Du cercle vicieux de la consommation

Cet article aborde la finalité du travail humain dans notre société de consommation.

La principale difficulté du système productiviste n’est pas, comme son nom l’indique, de produire, mais de vendre. La production de richesse (PIB) augmente de manière exponentielle — ou du moins quadratique —. En effet, la croissance est calculée et exprimée en pourcentage par rapport au PIB de l’année précédente. Cela implique donc que tous les biens produits soient consommés au même rythme. Pour permettre cela, depuis l’avènement de la production industrielle, des leviers de consommation ont été conçus. Par exemple : le marketing et l’obsolescence programmée. Dans cet article, nous chercherons à montrer en quoi une grande partie du travail de chaque individu est vidée de son sens par la combinaison de ces deux piliers consuméristes.

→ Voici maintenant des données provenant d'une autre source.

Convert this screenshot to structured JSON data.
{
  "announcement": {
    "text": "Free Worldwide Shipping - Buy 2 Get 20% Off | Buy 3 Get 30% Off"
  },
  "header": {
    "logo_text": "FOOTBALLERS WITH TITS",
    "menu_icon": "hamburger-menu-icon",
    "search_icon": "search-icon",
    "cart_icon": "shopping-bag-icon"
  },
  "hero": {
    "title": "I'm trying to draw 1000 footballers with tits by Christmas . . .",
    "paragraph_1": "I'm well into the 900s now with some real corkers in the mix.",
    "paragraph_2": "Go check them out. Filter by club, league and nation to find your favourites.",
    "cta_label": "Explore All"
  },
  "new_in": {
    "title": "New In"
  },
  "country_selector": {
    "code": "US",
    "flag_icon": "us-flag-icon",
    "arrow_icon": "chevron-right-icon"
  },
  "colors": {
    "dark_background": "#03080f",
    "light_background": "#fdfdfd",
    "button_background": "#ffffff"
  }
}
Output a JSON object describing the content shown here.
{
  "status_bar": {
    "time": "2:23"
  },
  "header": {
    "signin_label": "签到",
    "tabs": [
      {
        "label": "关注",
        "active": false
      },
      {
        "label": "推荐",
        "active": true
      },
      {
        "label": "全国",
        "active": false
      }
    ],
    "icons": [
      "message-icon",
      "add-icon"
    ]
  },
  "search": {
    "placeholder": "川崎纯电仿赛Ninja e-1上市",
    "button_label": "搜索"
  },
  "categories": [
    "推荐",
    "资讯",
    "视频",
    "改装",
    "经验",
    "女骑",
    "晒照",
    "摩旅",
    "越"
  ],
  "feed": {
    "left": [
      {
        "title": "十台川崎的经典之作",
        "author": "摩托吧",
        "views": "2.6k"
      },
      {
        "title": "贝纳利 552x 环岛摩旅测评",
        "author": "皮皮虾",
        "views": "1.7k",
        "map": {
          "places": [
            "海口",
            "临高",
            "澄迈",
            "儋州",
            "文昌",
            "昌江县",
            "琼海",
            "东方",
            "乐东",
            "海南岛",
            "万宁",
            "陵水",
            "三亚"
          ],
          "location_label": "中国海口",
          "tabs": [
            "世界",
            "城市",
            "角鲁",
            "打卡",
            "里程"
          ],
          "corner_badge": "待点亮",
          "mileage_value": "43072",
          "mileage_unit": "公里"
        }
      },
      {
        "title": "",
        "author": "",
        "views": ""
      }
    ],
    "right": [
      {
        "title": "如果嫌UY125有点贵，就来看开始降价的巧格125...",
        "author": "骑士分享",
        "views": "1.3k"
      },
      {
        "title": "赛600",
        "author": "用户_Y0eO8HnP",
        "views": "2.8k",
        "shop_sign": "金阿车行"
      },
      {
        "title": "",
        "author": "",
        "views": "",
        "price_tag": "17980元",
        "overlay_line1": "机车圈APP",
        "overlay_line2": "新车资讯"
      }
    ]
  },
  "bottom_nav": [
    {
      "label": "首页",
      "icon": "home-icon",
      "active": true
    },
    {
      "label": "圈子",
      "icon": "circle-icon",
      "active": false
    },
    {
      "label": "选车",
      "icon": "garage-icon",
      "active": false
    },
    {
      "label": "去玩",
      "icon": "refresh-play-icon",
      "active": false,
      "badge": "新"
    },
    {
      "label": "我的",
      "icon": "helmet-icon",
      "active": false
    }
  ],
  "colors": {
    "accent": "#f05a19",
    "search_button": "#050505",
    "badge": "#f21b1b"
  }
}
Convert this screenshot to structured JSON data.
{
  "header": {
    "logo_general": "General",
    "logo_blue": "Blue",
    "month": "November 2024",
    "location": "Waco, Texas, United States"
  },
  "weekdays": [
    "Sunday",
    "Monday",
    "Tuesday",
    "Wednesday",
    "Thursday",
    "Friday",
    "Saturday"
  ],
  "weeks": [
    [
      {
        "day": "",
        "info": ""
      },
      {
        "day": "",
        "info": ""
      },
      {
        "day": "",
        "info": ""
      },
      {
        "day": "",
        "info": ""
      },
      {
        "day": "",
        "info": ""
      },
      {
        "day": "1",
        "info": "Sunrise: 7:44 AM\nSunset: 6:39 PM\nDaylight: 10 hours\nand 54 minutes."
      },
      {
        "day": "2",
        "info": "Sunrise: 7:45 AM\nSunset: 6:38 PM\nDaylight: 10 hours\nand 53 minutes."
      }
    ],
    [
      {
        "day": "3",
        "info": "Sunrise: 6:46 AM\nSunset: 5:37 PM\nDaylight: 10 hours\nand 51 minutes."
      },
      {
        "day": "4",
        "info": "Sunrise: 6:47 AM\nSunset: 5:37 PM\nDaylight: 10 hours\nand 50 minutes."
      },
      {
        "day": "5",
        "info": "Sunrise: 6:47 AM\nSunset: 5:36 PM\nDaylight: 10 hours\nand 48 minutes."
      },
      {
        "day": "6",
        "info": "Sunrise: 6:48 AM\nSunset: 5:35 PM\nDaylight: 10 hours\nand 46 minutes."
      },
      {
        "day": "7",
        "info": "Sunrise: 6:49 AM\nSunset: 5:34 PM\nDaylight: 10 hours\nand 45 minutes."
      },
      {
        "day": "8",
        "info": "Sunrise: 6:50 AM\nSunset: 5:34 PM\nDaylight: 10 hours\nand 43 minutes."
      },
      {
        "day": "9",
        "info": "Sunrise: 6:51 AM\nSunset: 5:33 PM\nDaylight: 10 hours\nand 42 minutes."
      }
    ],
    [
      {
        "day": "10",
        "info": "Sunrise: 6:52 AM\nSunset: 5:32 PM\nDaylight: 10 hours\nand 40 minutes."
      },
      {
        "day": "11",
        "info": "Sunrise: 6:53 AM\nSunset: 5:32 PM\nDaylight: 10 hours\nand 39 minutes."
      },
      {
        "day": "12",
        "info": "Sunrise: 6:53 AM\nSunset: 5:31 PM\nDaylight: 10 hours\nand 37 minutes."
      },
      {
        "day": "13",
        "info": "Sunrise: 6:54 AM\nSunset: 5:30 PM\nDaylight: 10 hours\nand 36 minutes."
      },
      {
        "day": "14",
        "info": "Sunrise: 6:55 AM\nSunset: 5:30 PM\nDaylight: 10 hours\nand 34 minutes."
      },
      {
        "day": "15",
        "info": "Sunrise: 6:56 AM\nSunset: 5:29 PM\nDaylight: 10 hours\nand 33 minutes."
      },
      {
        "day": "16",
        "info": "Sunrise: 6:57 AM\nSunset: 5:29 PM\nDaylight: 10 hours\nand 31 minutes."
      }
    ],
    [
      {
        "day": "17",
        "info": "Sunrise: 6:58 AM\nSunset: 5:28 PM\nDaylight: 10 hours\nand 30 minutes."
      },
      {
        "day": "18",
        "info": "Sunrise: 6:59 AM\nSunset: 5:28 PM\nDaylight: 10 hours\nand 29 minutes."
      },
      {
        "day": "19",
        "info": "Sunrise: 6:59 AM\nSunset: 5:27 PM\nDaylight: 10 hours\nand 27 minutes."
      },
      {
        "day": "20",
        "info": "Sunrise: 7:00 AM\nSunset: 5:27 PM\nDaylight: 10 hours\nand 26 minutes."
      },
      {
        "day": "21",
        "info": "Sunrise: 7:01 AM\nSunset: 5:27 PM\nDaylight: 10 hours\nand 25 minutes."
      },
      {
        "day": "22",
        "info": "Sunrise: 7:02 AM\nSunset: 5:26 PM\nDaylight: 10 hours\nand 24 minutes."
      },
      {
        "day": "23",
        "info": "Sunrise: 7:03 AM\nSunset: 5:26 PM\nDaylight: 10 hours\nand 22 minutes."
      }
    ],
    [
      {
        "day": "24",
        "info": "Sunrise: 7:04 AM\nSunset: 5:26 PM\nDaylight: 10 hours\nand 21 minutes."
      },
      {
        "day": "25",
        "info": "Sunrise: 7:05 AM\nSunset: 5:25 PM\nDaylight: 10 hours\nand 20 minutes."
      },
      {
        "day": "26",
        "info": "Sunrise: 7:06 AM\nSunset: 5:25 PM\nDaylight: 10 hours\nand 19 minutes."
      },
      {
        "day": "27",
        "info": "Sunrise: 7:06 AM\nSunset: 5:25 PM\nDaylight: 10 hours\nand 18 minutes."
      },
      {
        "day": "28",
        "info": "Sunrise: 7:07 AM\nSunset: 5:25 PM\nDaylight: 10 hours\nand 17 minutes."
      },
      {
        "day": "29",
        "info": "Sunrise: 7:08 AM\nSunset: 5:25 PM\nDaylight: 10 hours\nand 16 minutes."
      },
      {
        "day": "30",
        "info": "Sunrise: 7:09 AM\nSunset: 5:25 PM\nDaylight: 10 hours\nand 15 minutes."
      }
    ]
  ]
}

 Le marketing regroupe plusieurs outils et méthodes permettant d’attirer l’attention d’une personne sur un produit et de l’encourager à l’acheter : publicité, design (on peut déplorer qu’aujourd’hui le design ne soit souvent qu’un outil marketing), image de l’entreprise, etc. Cette discipline est née au XIXe siècle afin de compenser les problèmes causés par le rapide essor de l’économie : la production augmentait plus que la consommation.

 L’obsolescence programmée est le fait de concevoir un produit en limitant volontairement sa durée de vie. Ainsi, le consommateur devra régulièrement racheter un bien remplissant la même fonction et l’entreprise écoulera plus régulièrement sa production. L’obsolescence programmée a fait son apparition dans les années 20, mais ne s’est réellement développée qu’après la Seconde Guerre mondiale.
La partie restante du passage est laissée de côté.